Creating integer64 and nanotime vectors in C++

Dirk Eddelbuettel — written Nov 11, 2017 — source

Motivation: More Precise Timestamps

R has excellent facilities for dealing with both dates and datetime objects. For datetime objects, the POSIXt time type can be mapped to POSIXct and its representation of fractional seconds since the January 1, 1970 “epoch” as well as to the broken-out list representation in POSIXlt. Many add-on packages use these facilities.

POSIXct uses a double type to provide 53 bits of resolution. That is generally good enough for timestamps down to just above a microsecond, and has served the R community rather well.

But increasingly, time increments are measured in nanoseconds. Other languages uses a (signed) 64-bit integer to represent (integer) nanoseconds since the epoch. A bit over a year ago I realized that we have this in R too—by combining the integer64 type in the very nice bit64 package by Jens Oehlschlaegel with the CCTZ-based parser and formatter in my own RcppCCTZ package. And thus the nanotime package was created.

Since then, Leonardo Silvestri joined in and significantly enhanced nanotime by redoing it as a S4 class.

A simple example:

library(nanotime)
n <- nanotime(42)
n
[1] "1970-01-01T00:00:00.000000042+00:00"

Here we used a single element with value 42, and created a nanotime vector from it—which is taken to me 42 nanoseconds since the epoch, or basically almost at January 1, 1970. See the nanotime page and package for more.

Step 1: Large Integer Types

So more recently I had a need to efficiently generate such (many such) integer vectors from int64_t data. Both Leonardo and Dan helped with initial discussions and tests. One can either use a reinterpret_cast<>, or a straight memcpy as the key trick in bit64 is to (re-)use the underlying int64_t representation (which we do not have in R) via the 64-bit double representative. Just never access it as a double. So we have the space, we just need to ensure we copy the bits (i.e. actual binary content) rather than their value (when “mapped” to a type). This leads to the following function to create an integer64 vector for use in R at the C++ level:

#include <Rcpp.h>

Rcpp::NumericVector makeInt64(std::vector<int64_t> v) {
size_t len = v.size();
Rcpp::NumericVector n(len); // storage vehicle we return them in

// transfers values 'keeping bits' but changing type
// using reinterpret_cast would get us a warning
std::memcpy(&(n[0]), &(v[0]), len * sizeof(double));

n.attr("class") = "integer64";
return n;
}

This uses the standard trick of setting a class attribute to set an S3 class. Now the values in v will return to R (exactly how is treated below), and R will treat the vector as integer64 object (provided the bit64 package has been loaded).

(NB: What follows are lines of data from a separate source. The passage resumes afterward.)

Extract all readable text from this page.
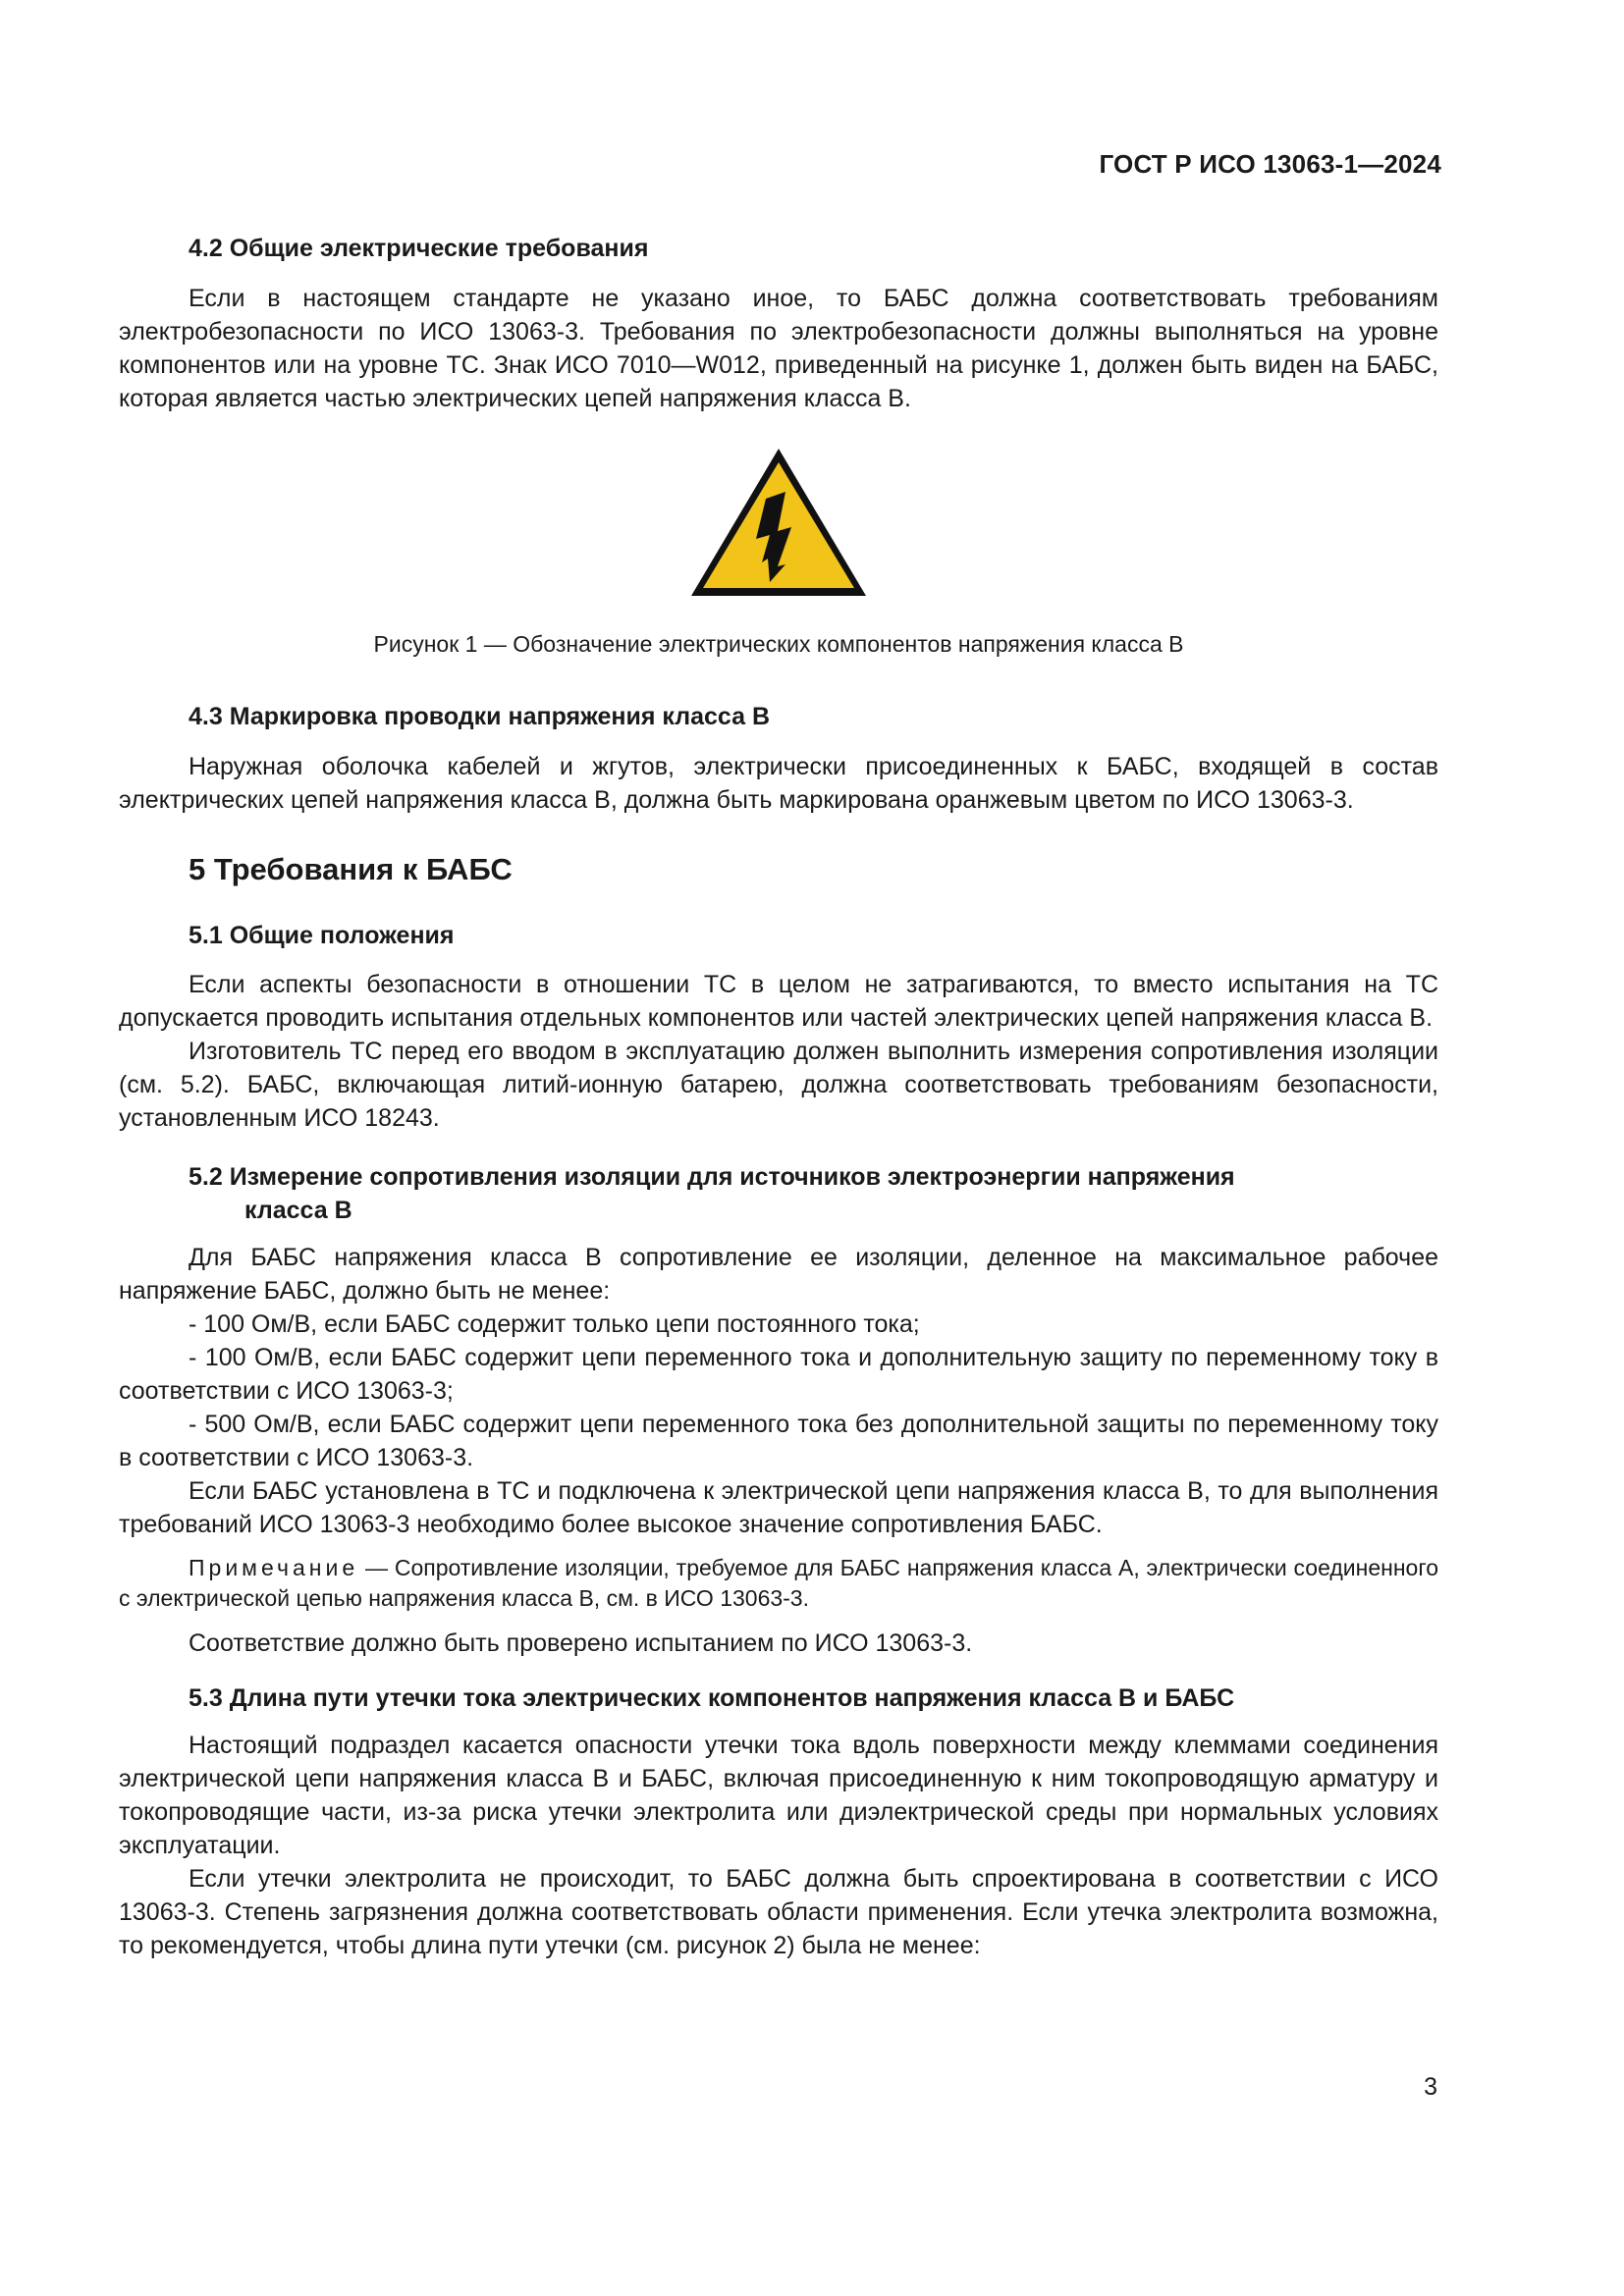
ГОСТ Р ИСО 13063-1—2024
4.2 Общие электрические требования

Если в настоящем стандарте не указано иное, то БАБС должна соответствовать требованиям электробезопасности по ИСО 13063-3. Требования по электробезопасности должны выполняться на уровне компонентов или на уровне ТС. Знак ИСО 7010—W012, приведенный на рисунке 1, должен быть виден на БАБС, которая является частью электрических цепей напряжения класса B.

Рисунок 1 — Обозначение электрических компонентов напряжения класса B
4.3 Маркировка проводки напряжения класса B

Наружная оболочка кабелей и жгутов, электрически присоединенных к БАБС, входящей в состав электрических цепей напряжения класса B, должна быть маркирована оранжевым цветом по ИСО 13063-3.

5 Требования к БАБС
5.1 Общие положения

Если аспекты безопасности в отношении ТС в целом не затрагиваются, то вместо испытания на ТС допускается проводить испытания отдельных компонентов или частей электрических цепей напряжения класса B.

Изготовитель ТС перед его вводом в эксплуатацию должен выполнить измерения сопротивления изоляции (см. 5.2). БАБС, включающая литий-ионную батарею, должна соответствовать требованиям безопасности, установленным ИСО 18243.

5.2 Измерение сопротивления изоляции для источников электроэнергии напряжения
класса B

Для БАБС напряжения класса B сопротивление ее изоляции, деленное на максимальное рабочее напряжение БАБС, должно быть не менее:

- 100 Ом/В, если БАБС содержит только цепи постоянного тока;

- 100 Ом/В, если БАБС содержит цепи переменного тока и дополнительную защиту по переменному току в соответствии с ИСО 13063-3;

- 500 Ом/В, если БАБС содержит цепи переменного тока без дополнительной защиты по переменному току в соответствии с ИСО 13063-3.

Если БАБС установлена в ТС и подключена к электрической цепи напряжения класса B, то для выполнения требований ИСО 13063-3 необходимо более высокое значение сопротивления БАБС.

Примечание — Сопротивление изоляции, требуемое для БАБС напряжения класса A, электрически соединенного с электрической цепью напряжения класса B, см. в ИСО 13063-3.

Соответствие должно быть проверено испытанием по ИСО 13063-3.

5.3 Длина пути утечки тока электрических компонентов напряжения класса B и БАБС

Настоящий подраздел касается опасности утечки тока вдоль поверхности между клеммами соединения электрической цепи напряжения класса B и БАБС, включая присоединенную к ним токопроводящую арматуру и токопроводящие части, из-за риска утечки электролита или диэлектрической среды при нормальных условиях эксплуатации.

Если утечки электролита не происходит, то БАБС должна быть спроектирована в соответствии с ИСО 13063-3. Степень загрязнения должна соответствовать области применения. Если утечка электролита возможна, то рекомендуется, чтобы длина пути утечки (см. рисунок 2) была не менее:

3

As mentioned, reinterpret_cast<>() can be used too, but leads to a compiler warning (under g++-6). Per Matt’s excellent compiler explorer, both approaches lead to the same mov semantics, so we prefer the variant that does not yell at us.

Step 2: Nanotime

A nanotime vector is creating using an internal integer64 vector. So the previous function almost gets us there. But we need to set the S4 type correctly. So that needed some extra work—and the following function seems to do it right:

#include <Rcpp.h>

Rcpp::S4 makeNanotime(std::vector<int64_t> v) {
size_t len = v.size();
Rcpp::NumericVector n(len); // storage vehicle we return them in

// transfers values 'keeping bits' but changing type
// using reinterpret_cast would get us a warning
std::memcpy(&(n[0]), &(v[0]), len * sizeof(double));

// do what needs to be done for the S4-ness: class, and .S3Class
// this was based on careful reading of .Internal(inspect(nanotime(c(0,1))))
Rcpp::CharacterVector cl = Rcpp::CharacterVector::create("nanotime");
cl.attr("package") = "nanotime";
n.attr(".S3Class") = "integer64";
n.attr("class") = cl;
SET_S4_OBJECT(n);

return Rcpp::S4(n);
}

This creates a nanotime vector as a proper S4 object. As before, we set some class attributes (though in a nested fashion as S4 is that fancy) and also invoke one R macro.

Step 3: Returning them R via data.table

The astute reader will have noticed that neither one of the functions presented so far had an Rcpp::export tag. This is because of their function argument: int64_t is not representable natively by R, which is why we need a workaround.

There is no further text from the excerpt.